I learned something today and wanted to share.
There are ranges of IP addresses that mean special things, some refer to:
- yourself (localhost)
- other machines on your local network (like other computers you own inside the same datacenter)
- special networking services (provided by AWS or whomever)
- DNS turns domain names into IP addresses
- normally, DNS is highly static: always responds the same and caches hard to keep the web fast and efficient
- tricky DNS resolvers break this norm, resolving in different ways with short TTLs
rbndr.us is an example of a tricky one I just learned about. It uses a DNS resolver that automatically oscillates its IP address resolution between the subdomains you give it. So if you resolve http://a9fea9fe.01010101.rbndr.us it will return one of 2 IP address (specified by a9fea9fe and 01010101).
This is easily verified with the dig utility:
# dig +short DOMAIN - quick ip address resolution
$ dig +short a9fea9fe.01010101.rbndr.us
1.1.1.1 # benign IP address
$ dig +short a9fea9fe.01010101.rbndr.us
169.254.169.254 # dangerous IP addressWhen we make an HTTP requests to a domain name, it performs a DNS resolution to an IP address automatically and invisibly.
Executing webhooks for end-users is dangerous because:
- you make an http request (these have many gotchas)
- ...from inside your infrastructure (your user/server can see privileged information)
- ...to a user-provided address to request (never trust the user)
So when a user gives you a URI to post to, naturally you want to go ahead and resolve that in advance and check what comes back against a list of bad addresses. Easy enough, what's the problem?
If you verify DNS points to a safe IP address as a separate process from when you make the HTTP request, you can be attacked by nefarious DNS resolvers, which are trivially used by your end-users.
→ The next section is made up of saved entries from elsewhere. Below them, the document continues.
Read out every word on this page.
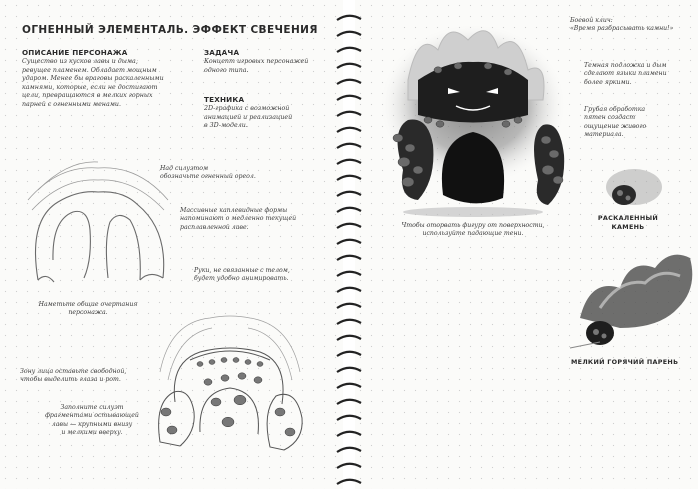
ОГНЕННЫЙ ЭЛЕМЕНТАЛЬ. ЭФФЕКТ СВЕЧЕНИЯ
ОПИСАНИЕ ПЕРСОНАЖА
Существо из кусков лавы и дыма,
ревущее пламенем. Обладает мощным
ударом. Менее бы враговы раскаленными
камнями, которые, если не достигают
цели, превращаются в мелких горных
парней с огненными менами.
ЗАДАЧА
Концепт игровых персонажей
одного типа.
ТЕХНИКА
2D-графика с возможной
анимацией и реализацией
в 3D-модели.
Над силуэтом
обозначьте огненный ореол.
Массивные каплевидные формы
напоминают о медленно текущей
расплавленной лаве.
Руки, не связанные с телом,
будет удобно анимировать.
Наметьте общие очертания
персонажа.
Зону лица оставьте свободной,
чтобы выделить глаза и рот.
Заполните силуэт
фрагментами остывающей
лавы — крупными внизу
и мелкими вверху.
Боевой клич:
«Время разбрасывать камни!»
Темная подложка и дым
сделают языки пламени
более яркими.
Грубая обработка
пятен создаст
ощущение живого
материала.
Чтобы оторвать фигуру от поверхности,
используйте падающие тени.
РАСКАЛЕННЫЙ
КАМЕНЬ
МЕЛКИЙ ГОРЯЧИЙ ПАРЕНЬ
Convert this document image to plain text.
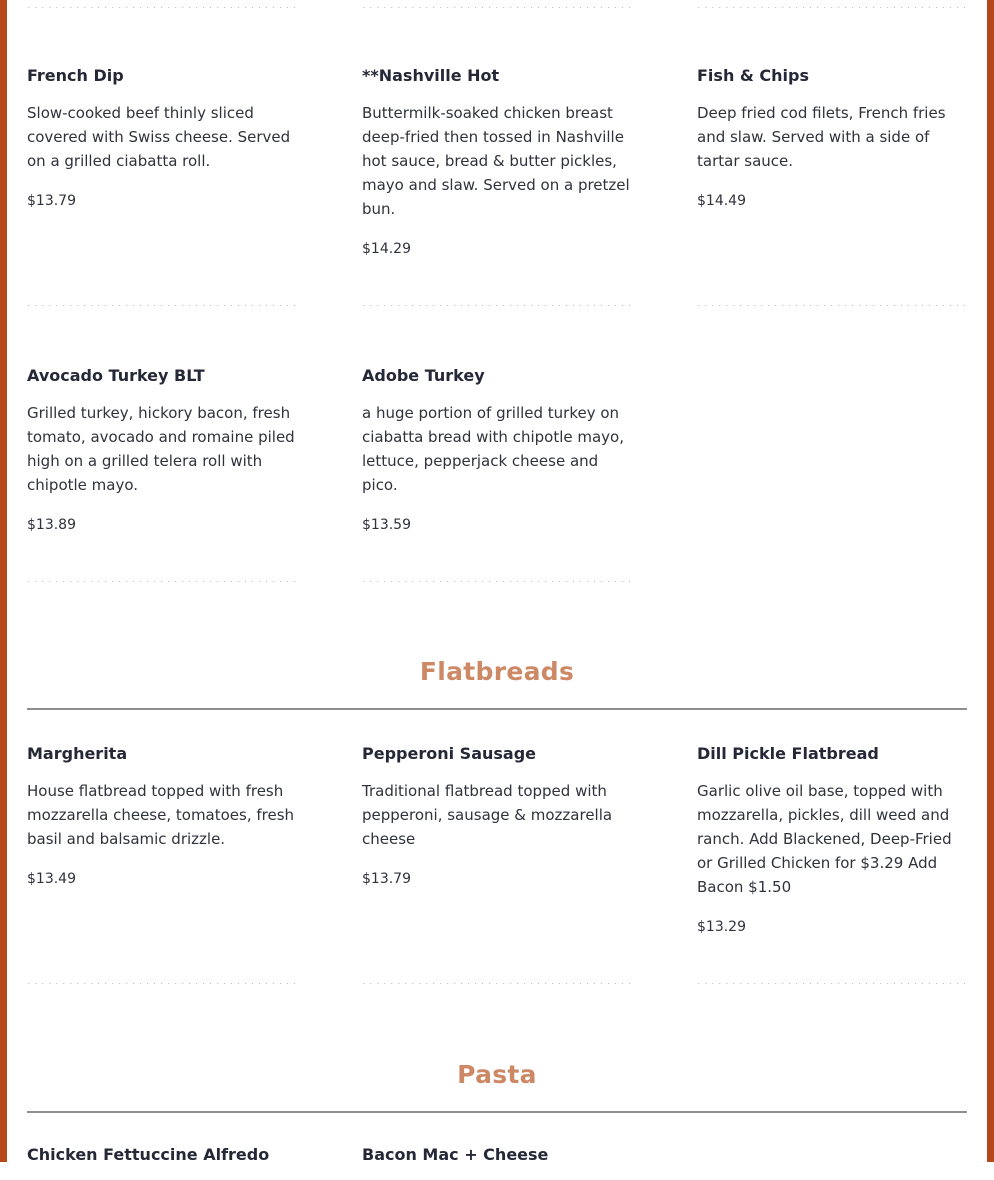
. . .
. . .
. . .

French Dip

Slow-cooked beef thinly sliced covered with Swiss cheese. Served on a grilled ciabatta roll.

$13.79

**Nashville Hot

Buttermilk-soaked chicken breast deep-fried then tossed in Nashville hot sauce, bread & butter pickles, mayo and slaw. Served on a pretzel bun.

$14.29

Fish & Chips

Deep fried cod filets, French fries and slaw. Served with a side of tartar sauce.

$14.49
. . .
. . .
. . .

Avocado Turkey BLT

Grilled turkey, hickory bacon, fresh tomato, avocado and romaine piled high on a grilled telera roll with chipotle mayo.

$13.89

Adobe Turkey

a huge portion of grilled turkey on ciabatta bread with chipotle mayo, lettuce, pepperjack cheese and pico.

$13.59
. . .
. . .
Flatbreads

Margherita

House flatbread topped with fresh mozzarella cheese, tomatoes, fresh basil and balsamic drizzle.

$13.49

Pepperoni Sausage

Traditional flatbread topped with pepperoni, sausage & mozzarella cheese

$13.79

Dill Pickle Flatbread

Garlic olive oil base, topped with mozzarella, pickles, dill weed and ranch. Add Blackened, Deep-Fried or Grilled Chicken for $3.29 Add Bacon $1.50

$13.29
. . .
. . .
. . .
Pasta

Chicken Fettuccine Alfredo	Bacon Mac + Cheese
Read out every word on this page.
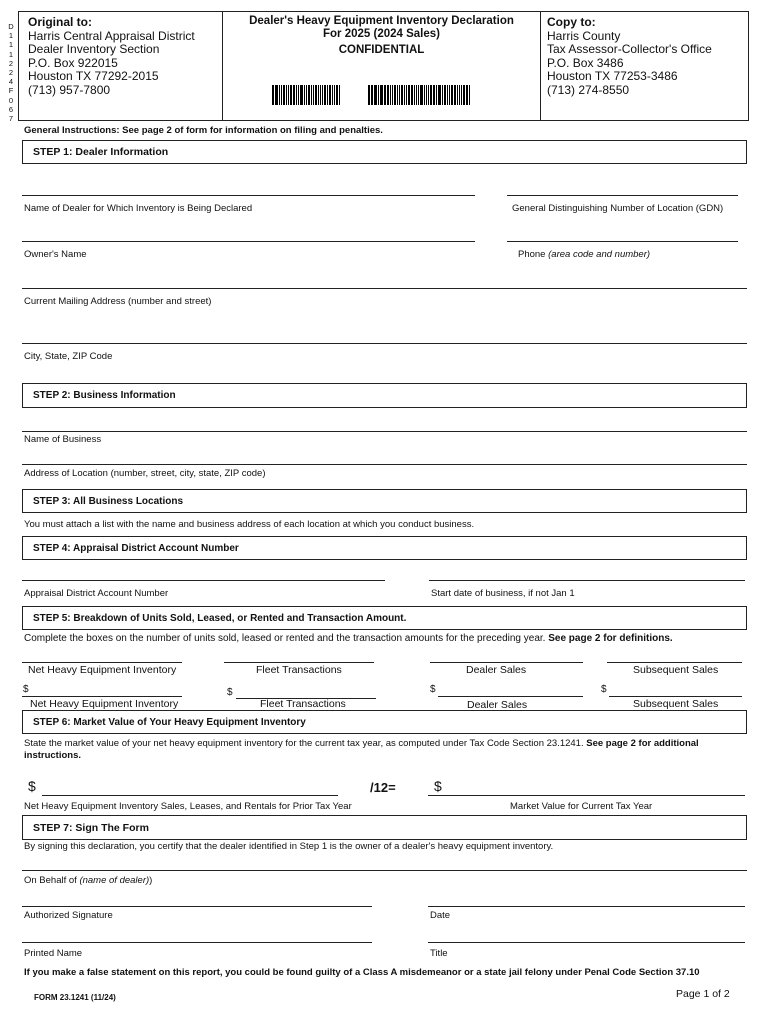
D
1
1
1
2
2
4
F
0
6
7
Original to:
Harris Central Appraisal District
Dealer Inventory Section
P.O. Box 922015
Houston TX 77292-2015
(713) 957-7800
Dealer's Heavy Equipment Inventory Declaration
For 2025 (2024 Sales)
CONFIDENTIAL
Copy to:
Harris County
Tax Assessor-Collector's Office
P.O. Box 3486
Houston TX 77253-3486
(713) 274-8550
General Instructions: See page 2 of form for information on filing and penalties.
STEP 1: Dealer Information
Name of Dealer for Which Inventory is Being Declared	General Distinguishing Number of Location (GDN)
Owner's Name	Phone (area code and number)
Current Mailing Address (number and street)
City, State, ZIP Code
STEP 2: Business Information
Name of Business
Address of Location (number, street, city, state, ZIP code)
STEP 3: All Business Locations
You must attach a list with the name and business address of each location at which you conduct business.
STEP 4: Appraisal District Account Number
Appraisal District Account Number	Start date of business, if not Jan 1
STEP 5: Breakdown of Units Sold, Leased, or Rented and Transaction Amount.
Complete the boxes on the number of units sold, leased or rented and the transaction amounts for the preceding year. See page 2 for definitions.
Net Heavy Equipment Inventory	Fleet Transactions	Dealer Sales	Subsequent Sales
$	$	$	$
Net Heavy Equipment Inventory	Fleet Transactions	Dealer Sales	Subsequent Sales
STEP 6: Market Value of Your Heavy Equipment Inventory
State the market value of your net heavy equipment inventory for the current tax year, as computed under Tax Code Section 23.1241. See page 2 for additional instructions.
$	/12=	$
Net Heavy Equipment Inventory Sales, Leases, and Rentals for Prior Tax Year	Market Value for Current Tax Year
STEP 7: Sign The Form
By signing this declaration, you certify that the dealer identified in Step 1 is the owner of a dealer's heavy equipment inventory.
On Behalf of (name of dealer))
Authorized Signature	Date
Printed Name	Title
If you make a false statement on this report, you could be found guilty of a Class A misdemeanor or a state jail felony under Penal Code Section 37.10
FORM 23.1241 (11/24)	Page 1 of 2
Code that looked safe to me:
def send_request_safely url, options
unless validate_url(url)
raise "naw, dawg"
end
# ...milliseconds later...
response = HTTParty.get(url, options)
show_to_user(response)
endSeems fine, right? We validate the final destination before we make the request on every request.
Unsafe code explained:
def send_request_safely url, options
# resolve DNS and check block list
unless validate_url(url)
raise "naw, dawg"
end
# ...milliseconds later...
response = HTTParty.get(url, options) # resolves DNS all over again... oops
show_to_user(response) # pwned!
endThe solution is to make sure the HTTP request doesn't do a separate DNS resolution from the checked one. Depends on which programming language, built-in utilities, 3rd party libraries, etc that you're using.
In the case of Ruby, there is the ssrf_filter gem, which handles all of this for you.